Terra Preta: black is the new green

August 14, 2006

NOTE: Images in this archived article have been removed.

This piece was originally published on Worldchanging.com, “the world’s leading sustainability blog.”


Image RemovedCarbon sequestration faces some major hurdles. Technical geosequestration methods could pump large amounts of CO2 deep underground but are still under development. On the other hand, natural methods that store carbon in living ecosystems may be possible in the short term but require huge swathes of land and are only as stable the ecosystems themselves. An ideal solution, however, would combine the quick fix of biological methods with the absolute potential of technical ones. Terra preta may do just that, as a recent article in the journal Nature reveals.

Amazonian Dark Earth, or terra preta do indio, has mystified science for the last hundred years.
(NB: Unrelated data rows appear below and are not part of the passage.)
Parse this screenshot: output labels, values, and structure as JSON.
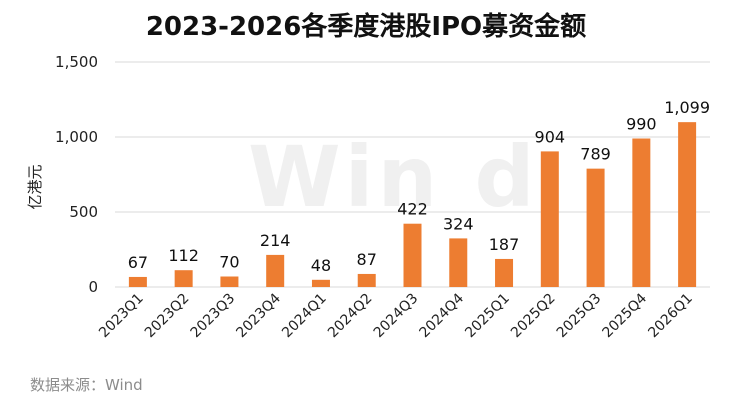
{
  "chart_data": {
    "type": "bar",
    "title": "2023-2026各季度港股IPO募资金额",
    "ylabel": "亿港元",
    "xlabel": "",
    "categories": [
      "2023Q1",
      "2023Q2",
      "2023Q3",
      "2023Q4",
      "2024Q1",
      "2024Q2",
      "2024Q3",
      "2024Q4",
      "2025Q1",
      "2025Q2",
      "2025Q3",
      "2025Q4",
      "2026Q1"
    ],
    "values": [
      67,
      112,
      70,
      214,
      48,
      87,
      422,
      324,
      187,
      904,
      789,
      990,
      1099
    ],
    "data_labels": [
      "67",
      "112",
      "70",
      "214",
      "48",
      "87",
      "422",
      "324",
      "187",
      "904",
      "789",
      "990",
      "1,099"
    ],
    "ylim": [
      0,
      1500
    ],
    "yticks": [
      0,
      500,
      1000,
      1500
    ],
    "ytick_labels": [
      "0",
      "500",
      "1,000",
      "1,500"
    ],
    "grid": true,
    "legend": "none",
    "bar_color": "#ed7d31",
    "grid_color": "#d9d9d9"
  },
  "watermark": "Win d",
  "source_note": "数据来源：Wind"
}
Three times richer in nitrogen and phosphorous, and twenty times the carbon of normal soils, terra preta is the legacy of ancient Amazonians who predate Western civilization. Scientists who long debated the capacity of ‘savages’ to transform the virgin rainforest now agree that indigenous people transformed large regions of the Amazon into amazingly fertile black earth. The Amazonians’ techniques remain an enigma but are believed to have used slash-and-smolder to lock half of the carbon in burnt vegetation into a stable form of biochar instead of releasing the bulk of it into the atmosphere like typical slash-and-burn practices.

The difference between terra preta and ordinary soils is immense. A hectare of meter-deep terra preta can contain 250 tonnes of carbon, as opposed to 100 tonnes in unimproved soils from similar parent material, according to Bruno Glaser, of the University of Bayreuth, Germany. To understand what this means, the difference in the carbon between these soils matches all of the vegetation on top of them. Furthermore, there is no clear limit to just how much biochar can be added to the soil.

Claims for biochar’s capacity to capture carbon sound almost audacious. Johannes Lehmann, soil scientist and author of Amazonian Dark Earths: Origin, Properties, Management, believes that a strategy combining biochar with biofuels could ultimately offset 9.5 billion tons of carbon per year-an amount equal to the total current fossil fuel emissions!

Indeed, there is profit to be made in this black earth, for if green is the new black, then black could be the new green. Biofuels are touted as ‘carbon neutral’, but biofuels and biochar together promise to be ‘carbon negative‘. Danny Day, the founder of a company called Eprida is already putting these concepts into motion with systems that turn farm waste into hydrogen, biofuel, and biochar.

The Eprida technology uses agricultural waste biomass to produce hydrogen-rich bio-fuels and a new restorative high-carbon fertilizer (ECOSS) …In tropical or depleted soils ECOSS fertilizer sustainably improves soil fertility, water holding and plant yield far beyond what is possible with nitrogen fertilizers alone. The hydrogen produced from biomass can be used to make ethanol, or a Fischer-Troupsch gas-to-liquids diesel (BTL diesel), as well as the ammonia used to enrich the carbon to make ECOSS fertilizer.

We don’t maximize for hydrogen; we don’t maximize for biodisel; we don’t maximize for char…By being a little bit inefficient in each, we approximate nature and get a completely efficient cycle.

Terra preta’s full beauty appears in this closed loop. Unlike traditional sequestration rates that follow diminishing marginal returns-aquifers fill up, forests mature-practices based on terra preta see increasing returns. Terra preta doubles or even triples crop yields. More growth means more terra preta, begetting a virtuous cycle. While a global rollout of terra preta is still a ways away, it heralds yet another transformation of waste into resources.

How ironic it is that ancient humans cultivated the very fertility of Earth’s most pristine places so seamlessly as to be nearly invisible. Perhaps then our challenge as planetary gardeners is not to preserve nature in a bubble but to reweave ourselves into it-to invert our footprints into handprints.